Normally, in India, we hesitate to present to the world our unglamorous life and home-built solutions. This changed when foreign climbers passing through Mumbai started seeking out the local climbing community and joining in. Any apologetic tone about the crags and the approaches to them slowly faded. In retrospect, one could say that this discovery of climbing as a leveller of disparities contributed to the confidence Girivihar showed in dreaming up a competition on home-built bouldering walls. As they did at the crags, foreign climbers dropped by for the competition as well. Among them was a former world champion (Alex Chabot of France), members of the Iranian national climbing team and in 2012, current and former national team members of Singapore and Indonesia. Additionally, there were several others who participated for the fun of it from Europe and the US.
Some years ago, climbing’s apex body worldwide, UIAA, had a special initiative for youth. The late Roger Payne, at that time a senior UIAA functionary, was in Mumbai for a Himalayan Club lecture. With him, there was no standing on ceremony or bureaucracy. Girivihar members met him to apprise him of the competition, and Payne gave the club members a patient hearing. Within weeks of his return to Europe, the Belapur competition was shortlisted for likely inclusion in UIAA’s calendar of events. However, Indian administrators, overseeing national competitions for selecting the best, objected to a local climbing competition acquiring such a profile and interacting directly with international bodies. They put their foot down.
That year, although the competition ran as planned, there was a pall of gloom over it because the international recognition denied had been despite proven enterprise at Belapur. To its credit, the competition was back the next year and the year after that, each time hosting young, happy climbers from around the country and some from overseas.

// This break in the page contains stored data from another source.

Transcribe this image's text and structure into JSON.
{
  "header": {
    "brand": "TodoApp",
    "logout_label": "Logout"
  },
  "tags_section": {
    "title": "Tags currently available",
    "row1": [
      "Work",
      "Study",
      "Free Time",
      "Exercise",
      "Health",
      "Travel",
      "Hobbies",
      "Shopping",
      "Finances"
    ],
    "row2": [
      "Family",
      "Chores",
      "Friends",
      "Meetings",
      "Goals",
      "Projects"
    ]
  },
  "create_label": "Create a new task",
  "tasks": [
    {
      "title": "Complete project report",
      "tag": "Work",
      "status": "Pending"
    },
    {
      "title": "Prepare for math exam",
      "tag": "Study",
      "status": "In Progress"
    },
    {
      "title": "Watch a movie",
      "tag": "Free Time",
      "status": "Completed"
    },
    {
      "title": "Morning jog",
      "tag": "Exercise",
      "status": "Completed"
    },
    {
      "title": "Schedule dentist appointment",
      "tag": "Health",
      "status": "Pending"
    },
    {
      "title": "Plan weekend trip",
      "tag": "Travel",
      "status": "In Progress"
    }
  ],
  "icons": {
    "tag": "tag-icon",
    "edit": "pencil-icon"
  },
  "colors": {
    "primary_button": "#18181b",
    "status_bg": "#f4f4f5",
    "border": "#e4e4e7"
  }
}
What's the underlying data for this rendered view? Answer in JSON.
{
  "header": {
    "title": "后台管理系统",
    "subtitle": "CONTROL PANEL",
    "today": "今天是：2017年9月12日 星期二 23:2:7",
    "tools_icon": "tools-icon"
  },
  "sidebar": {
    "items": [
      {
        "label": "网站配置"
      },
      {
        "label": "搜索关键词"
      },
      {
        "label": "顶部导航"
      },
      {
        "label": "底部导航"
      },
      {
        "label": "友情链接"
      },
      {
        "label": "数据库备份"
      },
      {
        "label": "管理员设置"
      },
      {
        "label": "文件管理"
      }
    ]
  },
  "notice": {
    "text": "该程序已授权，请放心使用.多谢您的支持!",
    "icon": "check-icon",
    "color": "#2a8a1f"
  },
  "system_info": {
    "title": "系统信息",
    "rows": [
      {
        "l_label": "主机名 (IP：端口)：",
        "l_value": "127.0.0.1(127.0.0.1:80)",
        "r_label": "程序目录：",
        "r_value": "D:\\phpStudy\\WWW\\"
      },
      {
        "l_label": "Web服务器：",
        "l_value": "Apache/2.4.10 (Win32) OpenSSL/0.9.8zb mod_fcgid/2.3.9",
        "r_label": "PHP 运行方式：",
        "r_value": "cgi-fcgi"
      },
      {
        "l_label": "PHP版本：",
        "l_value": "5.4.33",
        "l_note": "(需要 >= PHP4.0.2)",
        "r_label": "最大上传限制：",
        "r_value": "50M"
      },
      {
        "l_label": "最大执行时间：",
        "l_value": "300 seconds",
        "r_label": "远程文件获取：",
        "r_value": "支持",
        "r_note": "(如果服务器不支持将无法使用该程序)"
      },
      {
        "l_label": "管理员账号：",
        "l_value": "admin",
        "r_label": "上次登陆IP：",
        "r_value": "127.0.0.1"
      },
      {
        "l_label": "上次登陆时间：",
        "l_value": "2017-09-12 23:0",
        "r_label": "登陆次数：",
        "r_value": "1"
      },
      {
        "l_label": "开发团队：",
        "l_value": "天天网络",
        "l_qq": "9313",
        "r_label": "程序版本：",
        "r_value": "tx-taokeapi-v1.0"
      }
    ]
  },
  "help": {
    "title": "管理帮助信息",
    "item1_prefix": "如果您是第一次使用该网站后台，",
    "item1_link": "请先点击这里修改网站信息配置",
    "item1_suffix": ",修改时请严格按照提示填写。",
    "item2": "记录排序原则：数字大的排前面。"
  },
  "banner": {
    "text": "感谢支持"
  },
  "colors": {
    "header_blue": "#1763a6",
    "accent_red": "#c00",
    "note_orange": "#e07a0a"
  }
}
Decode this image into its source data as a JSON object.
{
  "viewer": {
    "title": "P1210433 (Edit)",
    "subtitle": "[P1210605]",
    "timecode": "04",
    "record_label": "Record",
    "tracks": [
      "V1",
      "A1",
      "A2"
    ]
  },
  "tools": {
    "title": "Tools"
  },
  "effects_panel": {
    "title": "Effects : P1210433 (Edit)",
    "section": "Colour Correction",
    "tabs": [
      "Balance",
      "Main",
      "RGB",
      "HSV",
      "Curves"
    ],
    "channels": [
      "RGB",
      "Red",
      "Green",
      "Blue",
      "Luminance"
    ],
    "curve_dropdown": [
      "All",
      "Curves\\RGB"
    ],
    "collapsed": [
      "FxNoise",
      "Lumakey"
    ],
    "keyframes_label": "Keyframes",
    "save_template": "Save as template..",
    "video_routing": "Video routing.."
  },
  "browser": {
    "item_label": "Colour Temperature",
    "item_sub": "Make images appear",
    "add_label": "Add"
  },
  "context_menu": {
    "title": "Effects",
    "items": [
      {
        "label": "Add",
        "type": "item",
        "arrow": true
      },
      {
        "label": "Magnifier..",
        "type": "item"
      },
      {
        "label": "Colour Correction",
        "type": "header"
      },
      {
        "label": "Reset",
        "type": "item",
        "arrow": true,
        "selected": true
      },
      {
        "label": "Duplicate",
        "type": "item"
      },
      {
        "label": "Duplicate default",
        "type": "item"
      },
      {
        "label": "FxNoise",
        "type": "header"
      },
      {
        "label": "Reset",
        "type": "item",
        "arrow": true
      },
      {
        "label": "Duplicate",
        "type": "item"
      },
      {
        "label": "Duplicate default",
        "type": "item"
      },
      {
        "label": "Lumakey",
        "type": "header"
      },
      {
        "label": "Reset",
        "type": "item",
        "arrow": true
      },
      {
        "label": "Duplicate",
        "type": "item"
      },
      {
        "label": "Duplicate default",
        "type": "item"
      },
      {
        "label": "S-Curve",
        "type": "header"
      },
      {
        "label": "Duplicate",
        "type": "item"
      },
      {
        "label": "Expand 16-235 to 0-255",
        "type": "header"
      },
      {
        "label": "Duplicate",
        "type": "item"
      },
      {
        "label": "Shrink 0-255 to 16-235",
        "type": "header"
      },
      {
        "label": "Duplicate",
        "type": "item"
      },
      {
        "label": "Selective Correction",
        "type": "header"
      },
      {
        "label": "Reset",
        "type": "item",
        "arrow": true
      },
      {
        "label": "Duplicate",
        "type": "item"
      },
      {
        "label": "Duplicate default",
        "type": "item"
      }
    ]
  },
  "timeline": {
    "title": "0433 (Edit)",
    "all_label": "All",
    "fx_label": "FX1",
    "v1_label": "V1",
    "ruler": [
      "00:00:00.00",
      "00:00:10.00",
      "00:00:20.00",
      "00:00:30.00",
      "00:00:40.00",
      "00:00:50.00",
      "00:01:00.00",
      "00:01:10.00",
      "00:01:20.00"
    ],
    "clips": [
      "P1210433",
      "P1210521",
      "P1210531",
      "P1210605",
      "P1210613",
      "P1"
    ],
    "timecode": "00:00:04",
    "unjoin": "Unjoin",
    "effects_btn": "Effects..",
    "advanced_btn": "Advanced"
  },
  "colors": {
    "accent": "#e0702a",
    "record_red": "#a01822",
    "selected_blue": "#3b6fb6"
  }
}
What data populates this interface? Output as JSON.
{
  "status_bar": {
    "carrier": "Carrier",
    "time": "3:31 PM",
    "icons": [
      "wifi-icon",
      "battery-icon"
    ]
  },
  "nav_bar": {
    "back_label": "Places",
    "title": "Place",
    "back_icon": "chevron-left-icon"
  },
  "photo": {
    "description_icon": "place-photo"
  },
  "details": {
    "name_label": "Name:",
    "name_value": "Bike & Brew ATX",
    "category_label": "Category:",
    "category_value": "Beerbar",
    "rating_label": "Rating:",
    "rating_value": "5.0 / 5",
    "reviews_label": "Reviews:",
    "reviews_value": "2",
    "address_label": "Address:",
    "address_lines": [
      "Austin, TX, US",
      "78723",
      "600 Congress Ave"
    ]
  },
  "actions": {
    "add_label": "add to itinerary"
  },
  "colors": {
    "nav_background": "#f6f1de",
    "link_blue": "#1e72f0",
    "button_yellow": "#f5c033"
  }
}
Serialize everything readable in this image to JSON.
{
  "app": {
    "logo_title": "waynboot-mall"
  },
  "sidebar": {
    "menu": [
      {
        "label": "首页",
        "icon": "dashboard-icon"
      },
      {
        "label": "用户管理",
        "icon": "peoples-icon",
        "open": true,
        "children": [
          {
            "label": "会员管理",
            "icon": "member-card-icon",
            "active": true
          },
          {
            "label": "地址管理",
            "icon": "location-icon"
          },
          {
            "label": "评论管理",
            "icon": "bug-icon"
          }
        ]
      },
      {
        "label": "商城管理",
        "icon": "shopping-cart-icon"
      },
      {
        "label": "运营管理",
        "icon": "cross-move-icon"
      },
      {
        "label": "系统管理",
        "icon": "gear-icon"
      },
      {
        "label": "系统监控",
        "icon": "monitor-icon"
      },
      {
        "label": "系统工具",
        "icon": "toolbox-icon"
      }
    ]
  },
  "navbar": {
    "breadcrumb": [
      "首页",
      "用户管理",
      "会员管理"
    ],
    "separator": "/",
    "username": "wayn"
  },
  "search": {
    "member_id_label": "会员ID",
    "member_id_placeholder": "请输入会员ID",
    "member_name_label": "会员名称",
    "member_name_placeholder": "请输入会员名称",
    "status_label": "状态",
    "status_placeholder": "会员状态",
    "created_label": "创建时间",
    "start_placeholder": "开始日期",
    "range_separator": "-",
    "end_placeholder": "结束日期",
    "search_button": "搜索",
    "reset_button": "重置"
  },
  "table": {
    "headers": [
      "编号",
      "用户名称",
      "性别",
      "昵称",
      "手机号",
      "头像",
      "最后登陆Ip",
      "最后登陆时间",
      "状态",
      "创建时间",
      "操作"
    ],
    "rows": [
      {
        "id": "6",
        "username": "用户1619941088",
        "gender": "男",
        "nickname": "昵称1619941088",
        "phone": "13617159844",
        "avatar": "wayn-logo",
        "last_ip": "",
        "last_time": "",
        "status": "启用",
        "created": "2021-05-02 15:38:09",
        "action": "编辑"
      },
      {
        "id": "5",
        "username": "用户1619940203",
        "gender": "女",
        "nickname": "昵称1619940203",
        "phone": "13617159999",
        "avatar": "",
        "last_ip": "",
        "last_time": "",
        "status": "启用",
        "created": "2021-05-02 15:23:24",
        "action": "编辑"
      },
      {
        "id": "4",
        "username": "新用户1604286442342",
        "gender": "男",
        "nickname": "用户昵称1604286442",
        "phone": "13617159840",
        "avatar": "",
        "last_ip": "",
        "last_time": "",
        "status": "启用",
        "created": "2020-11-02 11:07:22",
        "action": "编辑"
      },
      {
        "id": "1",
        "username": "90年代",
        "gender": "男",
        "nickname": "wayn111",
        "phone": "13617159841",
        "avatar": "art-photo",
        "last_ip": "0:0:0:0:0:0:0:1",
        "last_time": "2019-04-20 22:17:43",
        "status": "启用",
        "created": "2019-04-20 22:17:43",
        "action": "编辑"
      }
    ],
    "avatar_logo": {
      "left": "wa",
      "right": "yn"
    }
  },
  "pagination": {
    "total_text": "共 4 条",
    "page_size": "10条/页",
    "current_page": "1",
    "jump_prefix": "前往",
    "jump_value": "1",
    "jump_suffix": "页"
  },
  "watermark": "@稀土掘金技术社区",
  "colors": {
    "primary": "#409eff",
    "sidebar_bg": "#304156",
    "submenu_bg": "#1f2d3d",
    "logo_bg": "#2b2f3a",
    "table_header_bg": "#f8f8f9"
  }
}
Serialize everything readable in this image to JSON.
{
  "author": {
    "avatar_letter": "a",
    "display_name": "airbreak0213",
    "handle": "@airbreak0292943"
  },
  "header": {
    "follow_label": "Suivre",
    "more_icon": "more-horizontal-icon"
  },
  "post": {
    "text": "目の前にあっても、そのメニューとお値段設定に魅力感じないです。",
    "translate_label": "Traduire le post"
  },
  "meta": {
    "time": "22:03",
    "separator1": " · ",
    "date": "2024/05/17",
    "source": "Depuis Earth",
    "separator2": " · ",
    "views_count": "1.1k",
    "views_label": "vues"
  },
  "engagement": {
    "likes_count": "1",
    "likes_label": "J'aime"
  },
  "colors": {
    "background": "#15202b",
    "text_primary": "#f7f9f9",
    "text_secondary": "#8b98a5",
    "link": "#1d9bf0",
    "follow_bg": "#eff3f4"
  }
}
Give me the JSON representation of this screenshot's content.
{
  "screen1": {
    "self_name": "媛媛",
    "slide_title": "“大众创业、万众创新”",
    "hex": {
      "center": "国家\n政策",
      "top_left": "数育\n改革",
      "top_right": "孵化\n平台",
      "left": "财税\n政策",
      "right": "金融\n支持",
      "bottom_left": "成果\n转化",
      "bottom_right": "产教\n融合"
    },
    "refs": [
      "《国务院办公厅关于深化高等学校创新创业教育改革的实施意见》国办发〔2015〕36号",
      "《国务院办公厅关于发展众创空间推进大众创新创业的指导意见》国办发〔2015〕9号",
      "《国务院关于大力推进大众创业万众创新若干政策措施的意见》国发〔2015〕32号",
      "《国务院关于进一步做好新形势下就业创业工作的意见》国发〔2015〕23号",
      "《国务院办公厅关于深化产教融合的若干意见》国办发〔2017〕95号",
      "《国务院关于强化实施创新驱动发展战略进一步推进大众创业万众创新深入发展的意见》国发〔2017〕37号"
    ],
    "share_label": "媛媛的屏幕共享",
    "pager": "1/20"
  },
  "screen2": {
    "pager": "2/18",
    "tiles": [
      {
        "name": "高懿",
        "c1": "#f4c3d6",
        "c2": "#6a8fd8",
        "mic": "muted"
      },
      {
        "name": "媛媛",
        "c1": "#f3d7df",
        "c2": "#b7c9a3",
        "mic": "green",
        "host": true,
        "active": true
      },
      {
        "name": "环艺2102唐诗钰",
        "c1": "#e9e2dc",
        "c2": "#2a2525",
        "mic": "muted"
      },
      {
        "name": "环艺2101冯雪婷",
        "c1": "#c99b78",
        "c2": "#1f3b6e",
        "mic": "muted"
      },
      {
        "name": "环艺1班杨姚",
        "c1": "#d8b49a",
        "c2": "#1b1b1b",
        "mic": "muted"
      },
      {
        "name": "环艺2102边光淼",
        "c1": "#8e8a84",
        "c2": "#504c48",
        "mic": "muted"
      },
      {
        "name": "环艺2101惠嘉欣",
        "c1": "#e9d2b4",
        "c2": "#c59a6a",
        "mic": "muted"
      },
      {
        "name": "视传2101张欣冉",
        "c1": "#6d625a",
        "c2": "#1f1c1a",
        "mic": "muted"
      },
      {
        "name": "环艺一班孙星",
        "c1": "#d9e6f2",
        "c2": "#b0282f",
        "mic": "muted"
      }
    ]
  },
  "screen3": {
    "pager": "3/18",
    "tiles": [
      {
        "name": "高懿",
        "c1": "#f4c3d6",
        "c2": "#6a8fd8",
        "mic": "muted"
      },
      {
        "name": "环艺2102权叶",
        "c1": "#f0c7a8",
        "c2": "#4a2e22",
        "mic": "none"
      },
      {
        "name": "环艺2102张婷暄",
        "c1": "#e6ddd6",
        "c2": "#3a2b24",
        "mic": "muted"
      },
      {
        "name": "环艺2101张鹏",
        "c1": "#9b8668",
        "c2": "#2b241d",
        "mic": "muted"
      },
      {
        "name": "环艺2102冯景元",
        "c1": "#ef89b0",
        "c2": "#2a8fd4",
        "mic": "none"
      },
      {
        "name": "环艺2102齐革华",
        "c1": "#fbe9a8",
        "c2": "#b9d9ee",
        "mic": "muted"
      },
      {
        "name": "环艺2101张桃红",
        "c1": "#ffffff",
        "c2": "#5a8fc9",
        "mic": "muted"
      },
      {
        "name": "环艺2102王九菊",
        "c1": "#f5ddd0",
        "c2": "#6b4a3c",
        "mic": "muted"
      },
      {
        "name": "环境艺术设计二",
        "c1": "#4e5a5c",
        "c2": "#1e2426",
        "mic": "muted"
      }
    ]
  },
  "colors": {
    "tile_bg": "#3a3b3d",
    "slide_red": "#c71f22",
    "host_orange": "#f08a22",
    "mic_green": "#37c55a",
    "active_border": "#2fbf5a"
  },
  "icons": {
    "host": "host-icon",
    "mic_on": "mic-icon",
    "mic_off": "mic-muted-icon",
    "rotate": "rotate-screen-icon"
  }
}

In 2012, Vaibhav Mehta said that Burman wished to organise an invitational Asia Cup for the competition’s tenth anniversary. Recognition from Indian authorities, if it came, would be seen to be helpful. This posed two advantages — it would help to secure sponsors, and recognition by the Indian Mountaineering Foundation (IMF) would fetch overseas participants travel concessions and such from their respective climbing bodies.
The invitational Asia Cup didn’t happen. Instead, plans for a World Cup gathered pace. In January 2015, Girivihar’s monthly circular said, “We are aspiring to host the 2016 IFSC Bouldering World Cup.’’ IFSC is the International Federation of Sport Climbing, and as things stand now, the event will be held in Navi Mumbai. Alongside, the club has disclosed plans for an Indian national bouldering team that will participate in the 2016 World Cup. This plan includes a comprehensive training programme for the team. Meanwhile, the annual bouldering competition, which used to be held every January in Belapur has been rested for 2015, as the organisers have shifted their attention to the planned World Cup.
Shyam G Menon, is an independent journalist based in Mumbai.